The SPIC-PJ warns that "if the government is not sensitive to the inspectors' situation and insists on keeping them indiscriminately at the borders, it will be creating further tension in an already turbulent area and jeopardising the social peace that PJ inspectors, in the name of national security, have always striven to maintain."
When the Immigration and Borders Service was dissolved on October 29, 2023, the inspectors were transferred to the PJ, leaving 324 members of the former SEF (Secretariat of Foreigners and Borders) in the PSP (Public Security Police) on "temporary assignment" to control air borders.
This regime established that inspectors would be gradually transferred to the PJ until October 29, 2025.
According to the PSP, there are currently 129 former SEF inspectors still serving in the police force due to training constraints, which lack Frontex-certified trainers, available resources for training, and facilities.

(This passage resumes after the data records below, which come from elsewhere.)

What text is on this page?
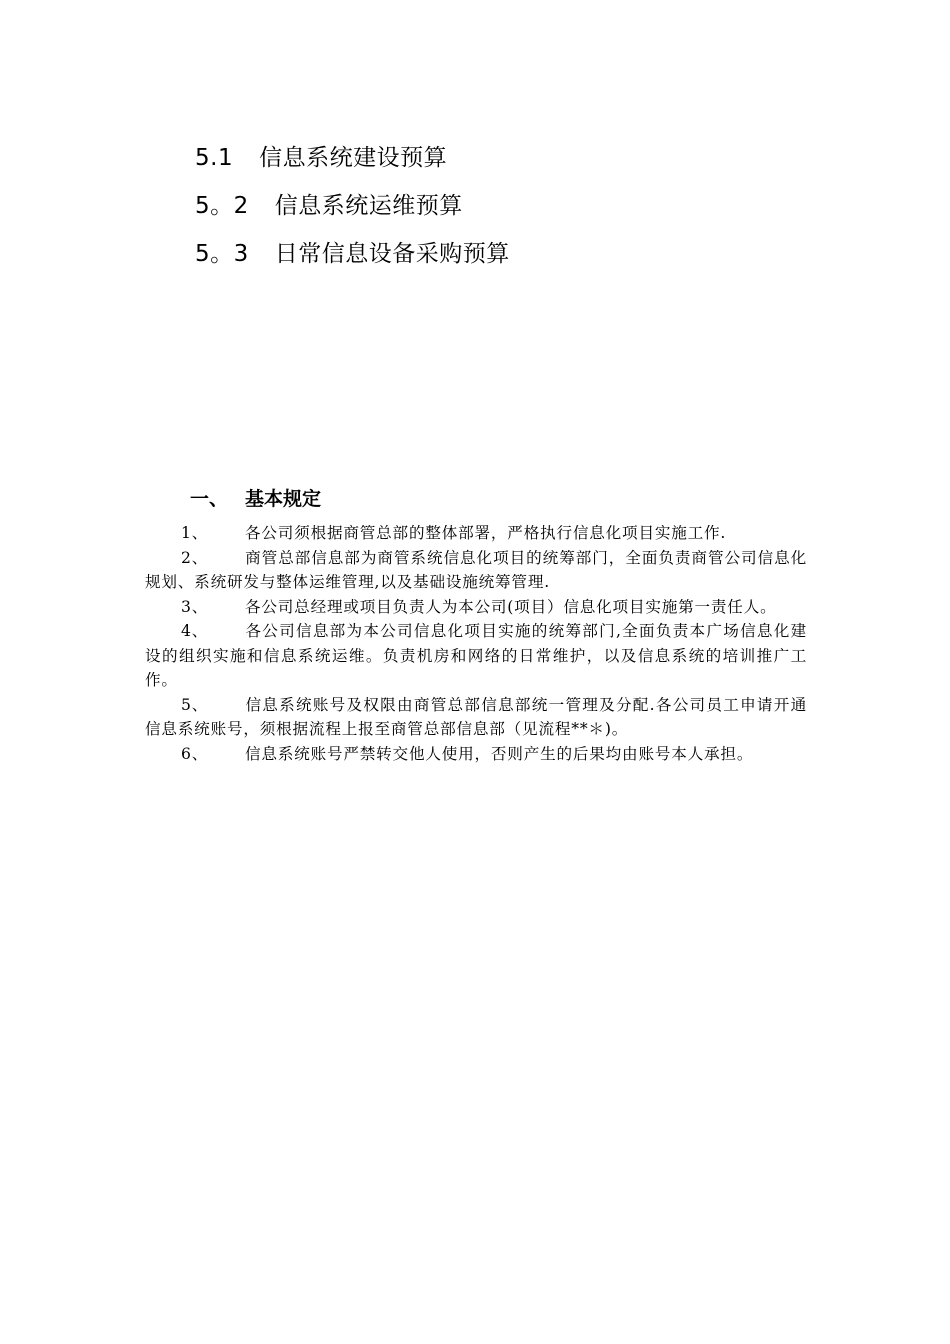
5.1 信息系统建设预算
5。2 信息系统运维预算
5。3 日常信息设备采购预算
一、 基本规定

1、 各公司须根据商管总部的整体部署，严格执行信息化项目实施工作.

2、 商管总部信息部为商管系统信息化项目的统筹部门，全面负责商管公司信息化规划、系统研发与整体运维管理,以及基础设施统筹管理.

3、 各公司总经理或项目负责人为本公司(项目）信息化项目实施第一责任人。

4、 各公司信息部为本公司信息化项目实施的统筹部门,全面负责本广场信息化建设的组织实施和信息系统运维。负责机房和网络的日常维护，以及信息系统的培训推广工作。

5、 信息系统账号及权限由商管总部信息部统一管理及分配.各公司员工申请开通信息系统账号，须根据流程上报至商管总部信息部（见流程**＊)。

6、 信息系统账号严禁转交他人使用，否则产生的后果均由账号本人承担。
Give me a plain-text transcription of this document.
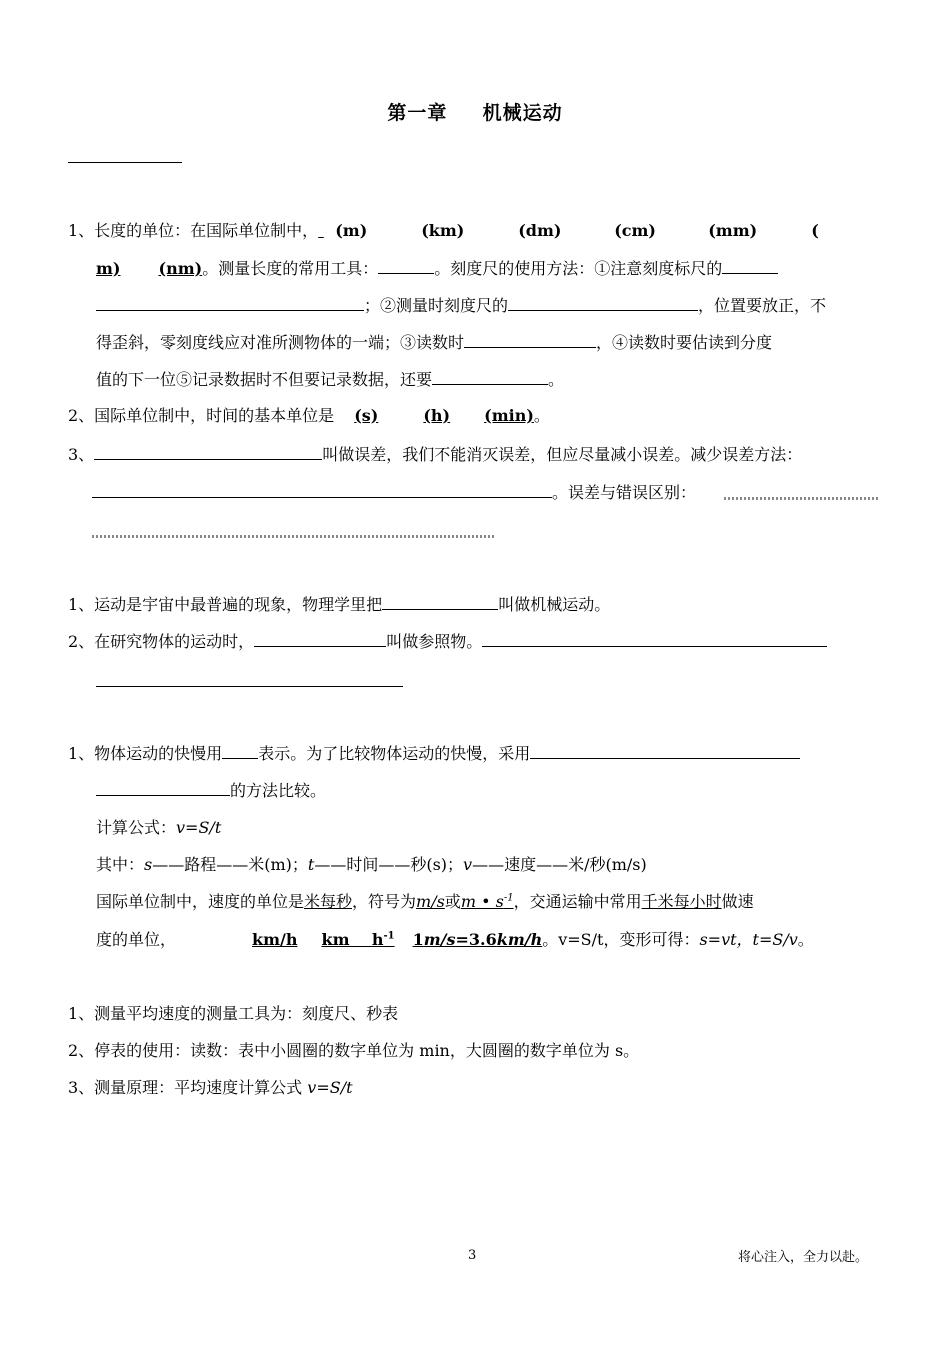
第一章 机械运动
1、长度的单位：在国际单位制中， (m)	(km)	(dm)	(cm)	(mm)	(
m) (nm)。测量长度的常用工具：	。刻度尺的使用方法：①注意刻度标尺的
；②测量时刻度尺的	，位置要放正，不
得歪斜，零刻度线应对准所测物体的一端；③读数时	，④读数时要估读到分度
值的下一位⑤记录数据时不但要记录数据，还要	。
2、国际单位制中，时间的基本单位是 (s)	(h) (min)。
3、	叫做误差，我们不能消灭误差，但应尽量减小误差。减少误差方法：
。误差与错误区别：
1、运动是宇宙中最普遍的现象，物理学里把	叫做机械运动。
2、在研究物体的运动时，	叫做参照物。
1、物体运动的快慢用 表示。为了比较物体运动的快慢，采用
的方法比较。
计算公式：v=S/t
其中：s——路程——米(m)；t——时间——秒(s)；v——速度——米/秒(m/s)
国际单位制中，速度的单位是米每秒，符号为m/s或m • $s^{-1}$，交通运输中常用千米每小时做速
度的单位，	km/h km $h^{-1}$ 1m/s=3.6km/h。v=S/t，变形可得：s=vt，t=S/v。
1、测量平均速度的测量工具为：刻度尺、秒表
2、停表的使用：读数：表中小圆圈的数字单位为 min，大圆圈的数字单位为 s。
3、测量原理：平均速度计算公式 v=S/t
3	将心注入，全力以赴。
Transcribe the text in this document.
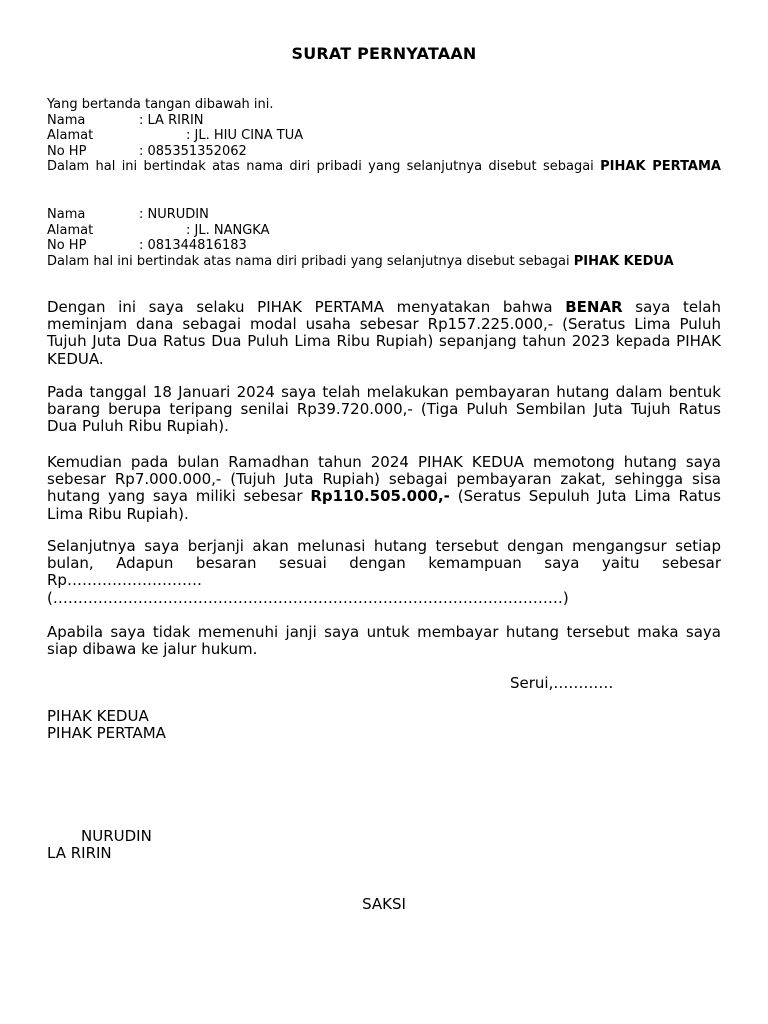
SURAT PERNYATAAN
Yang bertanda tangan dibawah ini.
Nama	: LA RIRIN
Alamat	: JL. HIU CINA TUA
No HP	: 085351352062
Dalam hal ini bertindak atas nama diri pribadi yang selanjutnya disebut sebagai PIHAK PERTAMA
Nama	: NURUDIN
Alamat	: JL. NANGKA
No HP	: 081344816183
Dalam hal ini bertindak atas nama diri pribadi yang selanjutnya disebut sebagai PIHAK KEDUA
Dengan ini saya selaku PIHAK PERTAMA menyatakan bahwa BENAR saya telah meminjam dana sebagai modal usaha sebesar Rp157.225.000,- (Seratus Lima Puluh Tujuh Juta Dua Ratus Dua Puluh Lima Ribu Rupiah) sepanjang tahun 2023 kepada PIHAK KEDUA.
Pada tanggal 18 Januari 2024 saya telah melakukan pembayaran hutang dalam bentuk barang berupa teripang senilai Rp39.720.000,- (Tiga Puluh Sembilan Juta Tujuh Ratus Dua Puluh Ribu Rupiah).
Kemudian pada bulan Ramadhan tahun 2024 PIHAK KEDUA memotong hutang saya sebesar Rp7.000.000,- (Tujuh Juta Rupiah) sebagai pembayaran zakat, sehingga sisa hutang yang saya miliki sebesar Rp110.505.000,- (Seratus Sepuluh Juta Lima Ratus Lima Ribu Rupiah).
Selanjutnya saya berjanji akan melunasi hutang tersebut dengan mengangsur setiap bulan, Adapun besaran sesuai dengan kemampuan saya yaitu sebesar
Rp………………………
(…………………………………………………………………………………………)
Apabila saya tidak memenuhi janji saya untuk membayar hutang tersebut maka saya siap dibawa ke jalur hukum.
Serui,…………
PIHAK KEDUA
PIHAK PERTAMA
NURUDIN
LA RIRIN
SAKSI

The union considers the lack of human resources used by "the PSP national leadership to justify the request for a mission extension to be a fallacy that reality completely disproves."
"There is no lack of PSP resources for the borders. Many more officers are already trained in border control than the number of inspectors with which the now-defunct SEF performed much broader functions," says Rui Paiva, president of SPIC-PJ, quoted in the statement.
Rui Paiva argued that it is "completely incomprehensible that the three entities responsible for the borders—PSP, GNR, and the Internal Security System (SSI)—have no way to jointly ensure the legal requirements, yet two years later, they continue to rely on nearly 130 PJ inspectors to perform these duties."
The SPIC-PJ points out that "the real reason for this dependence on PJ personnel is the fact that the PSP insists on dedicating vast human resources to criminal investigations, the jurisdiction of which the law assigns to the Judiciary Police."
"This decision led to the paradox of having Judicial Police inspectors controlling borders at airports, a function of the PSP, while PSP agents continue to handle cases of drug trafficking, human trafficking, and document forgery, which are the responsibility of the PJ," states Rui Paiva, emphasizing that "the time has come for the Government to realize that it is facing an organizational problem within the system, not a problem of capacity or a lack of resources within the PSP."
The union also notes that it informed the Government "that there is a fairly reasonable number of inspectors willing to remain at the borders, an asset that can be put to good use," but it does not accept that "now, 'at the last minute,' under a false pretext of necessity, those who legitimately intend to serve in their own police force are being forced to continue to perform what the PSP is responsible for."